ECLI:NL:RBDHA:2024:16238
Rechtbank Den Haag
- Eerste aanleg - enkelvoudig
- Rechtspraak.nl
Niet-ontvankelijkheid van beroep inzake asielaanvraag door te vroege ingebrekestelling
In deze zaak heeft eiser op 16 juli 2024 beroep ingesteld tegen het niet-tijdig beslissen op zijn asielaanvraag, die op 17 november 2023 was ingediend. De rechtbank heeft de zaak behandeld zonder zitting, op basis van artikel 8:54, eerste lid, van de Algemene wet bestuursrecht (Awb).
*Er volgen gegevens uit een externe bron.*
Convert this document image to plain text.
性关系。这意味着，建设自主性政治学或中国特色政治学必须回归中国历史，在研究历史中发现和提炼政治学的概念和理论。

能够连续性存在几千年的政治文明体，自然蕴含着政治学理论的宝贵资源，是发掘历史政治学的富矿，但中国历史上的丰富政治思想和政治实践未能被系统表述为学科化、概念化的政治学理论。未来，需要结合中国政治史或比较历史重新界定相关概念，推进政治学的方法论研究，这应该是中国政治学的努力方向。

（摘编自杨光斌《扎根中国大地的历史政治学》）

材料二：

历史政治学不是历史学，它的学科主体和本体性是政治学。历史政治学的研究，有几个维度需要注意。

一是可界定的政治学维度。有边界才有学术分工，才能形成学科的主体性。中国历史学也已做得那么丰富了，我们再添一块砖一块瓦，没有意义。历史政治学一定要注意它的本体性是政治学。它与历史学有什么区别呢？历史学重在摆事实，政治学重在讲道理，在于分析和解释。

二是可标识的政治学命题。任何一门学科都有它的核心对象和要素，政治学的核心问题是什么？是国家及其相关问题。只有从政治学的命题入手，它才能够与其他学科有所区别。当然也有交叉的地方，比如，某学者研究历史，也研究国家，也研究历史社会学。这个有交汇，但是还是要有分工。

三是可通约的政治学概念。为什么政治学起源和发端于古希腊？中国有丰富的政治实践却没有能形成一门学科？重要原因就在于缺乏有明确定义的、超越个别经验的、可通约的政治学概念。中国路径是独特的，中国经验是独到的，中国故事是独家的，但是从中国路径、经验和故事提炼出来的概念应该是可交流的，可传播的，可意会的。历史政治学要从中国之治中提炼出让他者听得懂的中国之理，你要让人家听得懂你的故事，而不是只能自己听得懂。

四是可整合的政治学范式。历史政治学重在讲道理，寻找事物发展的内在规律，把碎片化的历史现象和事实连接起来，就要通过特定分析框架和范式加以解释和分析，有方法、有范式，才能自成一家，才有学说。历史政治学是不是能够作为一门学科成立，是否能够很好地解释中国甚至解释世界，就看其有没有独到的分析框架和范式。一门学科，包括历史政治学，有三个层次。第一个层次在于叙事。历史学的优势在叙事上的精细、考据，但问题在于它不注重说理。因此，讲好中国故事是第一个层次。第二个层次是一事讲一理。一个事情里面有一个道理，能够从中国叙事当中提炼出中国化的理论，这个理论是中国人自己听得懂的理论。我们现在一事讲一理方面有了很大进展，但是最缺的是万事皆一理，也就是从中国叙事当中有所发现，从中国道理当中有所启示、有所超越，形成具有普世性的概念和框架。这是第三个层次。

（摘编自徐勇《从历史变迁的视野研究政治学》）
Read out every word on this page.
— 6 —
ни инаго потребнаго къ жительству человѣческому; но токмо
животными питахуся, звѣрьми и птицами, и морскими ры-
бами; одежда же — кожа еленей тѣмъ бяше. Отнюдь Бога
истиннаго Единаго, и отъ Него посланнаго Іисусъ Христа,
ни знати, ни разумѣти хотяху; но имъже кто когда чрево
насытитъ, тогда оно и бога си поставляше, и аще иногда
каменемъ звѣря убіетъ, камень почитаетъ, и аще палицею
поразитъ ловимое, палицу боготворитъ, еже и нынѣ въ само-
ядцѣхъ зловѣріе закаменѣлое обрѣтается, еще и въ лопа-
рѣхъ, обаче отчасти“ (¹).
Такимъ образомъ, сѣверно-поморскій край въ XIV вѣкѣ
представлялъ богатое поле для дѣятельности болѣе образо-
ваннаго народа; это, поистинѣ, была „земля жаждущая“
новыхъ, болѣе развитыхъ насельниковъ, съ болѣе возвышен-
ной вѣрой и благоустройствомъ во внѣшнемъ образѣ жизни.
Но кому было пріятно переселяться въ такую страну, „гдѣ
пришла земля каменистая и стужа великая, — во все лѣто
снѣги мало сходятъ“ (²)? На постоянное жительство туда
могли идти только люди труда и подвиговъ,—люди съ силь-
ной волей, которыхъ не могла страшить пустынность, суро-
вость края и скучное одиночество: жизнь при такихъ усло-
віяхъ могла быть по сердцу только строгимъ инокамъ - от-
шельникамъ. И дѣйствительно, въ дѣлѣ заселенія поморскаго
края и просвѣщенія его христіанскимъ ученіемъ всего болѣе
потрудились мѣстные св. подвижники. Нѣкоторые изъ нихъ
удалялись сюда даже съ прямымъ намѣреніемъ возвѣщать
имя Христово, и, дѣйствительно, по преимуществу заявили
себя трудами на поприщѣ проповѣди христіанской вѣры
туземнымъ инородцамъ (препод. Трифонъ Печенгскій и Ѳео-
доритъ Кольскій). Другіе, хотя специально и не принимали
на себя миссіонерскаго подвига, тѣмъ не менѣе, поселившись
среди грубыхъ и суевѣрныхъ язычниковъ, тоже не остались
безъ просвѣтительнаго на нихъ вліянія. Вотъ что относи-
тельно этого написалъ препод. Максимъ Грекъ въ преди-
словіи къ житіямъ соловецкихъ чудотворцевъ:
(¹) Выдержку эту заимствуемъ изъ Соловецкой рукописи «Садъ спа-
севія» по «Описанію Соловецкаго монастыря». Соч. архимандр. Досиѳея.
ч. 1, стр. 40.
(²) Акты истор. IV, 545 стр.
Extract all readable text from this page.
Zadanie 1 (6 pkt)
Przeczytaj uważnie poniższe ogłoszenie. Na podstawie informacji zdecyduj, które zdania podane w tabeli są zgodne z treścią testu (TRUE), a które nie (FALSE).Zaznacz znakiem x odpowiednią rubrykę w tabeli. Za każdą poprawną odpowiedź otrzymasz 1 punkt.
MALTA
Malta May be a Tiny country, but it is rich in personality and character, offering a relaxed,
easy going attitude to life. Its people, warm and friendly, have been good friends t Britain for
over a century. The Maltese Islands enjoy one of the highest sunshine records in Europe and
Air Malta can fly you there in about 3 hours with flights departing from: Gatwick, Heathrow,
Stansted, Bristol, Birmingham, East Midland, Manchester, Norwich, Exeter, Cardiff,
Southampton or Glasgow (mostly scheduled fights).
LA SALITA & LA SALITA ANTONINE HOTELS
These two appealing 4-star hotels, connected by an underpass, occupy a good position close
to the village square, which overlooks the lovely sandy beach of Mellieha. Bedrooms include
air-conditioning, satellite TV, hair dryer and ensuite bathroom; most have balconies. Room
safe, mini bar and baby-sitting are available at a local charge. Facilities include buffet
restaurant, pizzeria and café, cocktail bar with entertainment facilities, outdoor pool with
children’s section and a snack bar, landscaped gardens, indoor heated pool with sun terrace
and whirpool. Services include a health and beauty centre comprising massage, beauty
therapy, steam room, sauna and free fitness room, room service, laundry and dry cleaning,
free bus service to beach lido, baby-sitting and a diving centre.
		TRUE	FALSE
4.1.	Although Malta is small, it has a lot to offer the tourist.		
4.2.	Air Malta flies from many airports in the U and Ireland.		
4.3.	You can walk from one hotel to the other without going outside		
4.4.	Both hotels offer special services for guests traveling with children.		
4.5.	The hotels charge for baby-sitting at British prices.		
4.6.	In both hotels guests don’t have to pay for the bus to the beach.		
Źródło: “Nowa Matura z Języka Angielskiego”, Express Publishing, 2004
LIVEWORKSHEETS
De rechtbank overweegt dat er geen aanleiding is voor een proceskostenveroordeling. Volgens artikel 6:2 van de Awb wordt het niet tijdig nemen van een besluit gelijkgesteld met een besluit. Eiser had op 17 november 2023 een asielaanvraag ingediend, waarvoor de wettelijke beslistermijn van zes maanden op 17 mei 2024 zou eindigen. Echter, door de inwerkingtreding van de WBV 2023/3 is deze termijn verlengd met negen maanden, waardoor de nieuwe einddatum op 17 februari 2025 ligt. De rechtbank heeft eerder geoordeeld dat deze verlenging rechtsgeldig is. Aangezien de ingebrekestelling van eiser op 14 juni 2024 te vroeg was ingediend, was de beslistermijn op dat moment nog niet verstreken. Hierdoor is het beroep van eiser tegen het uitblijven van een besluit op zijn asielaanvraag kennelijk niet-ontvankelijk verklaard.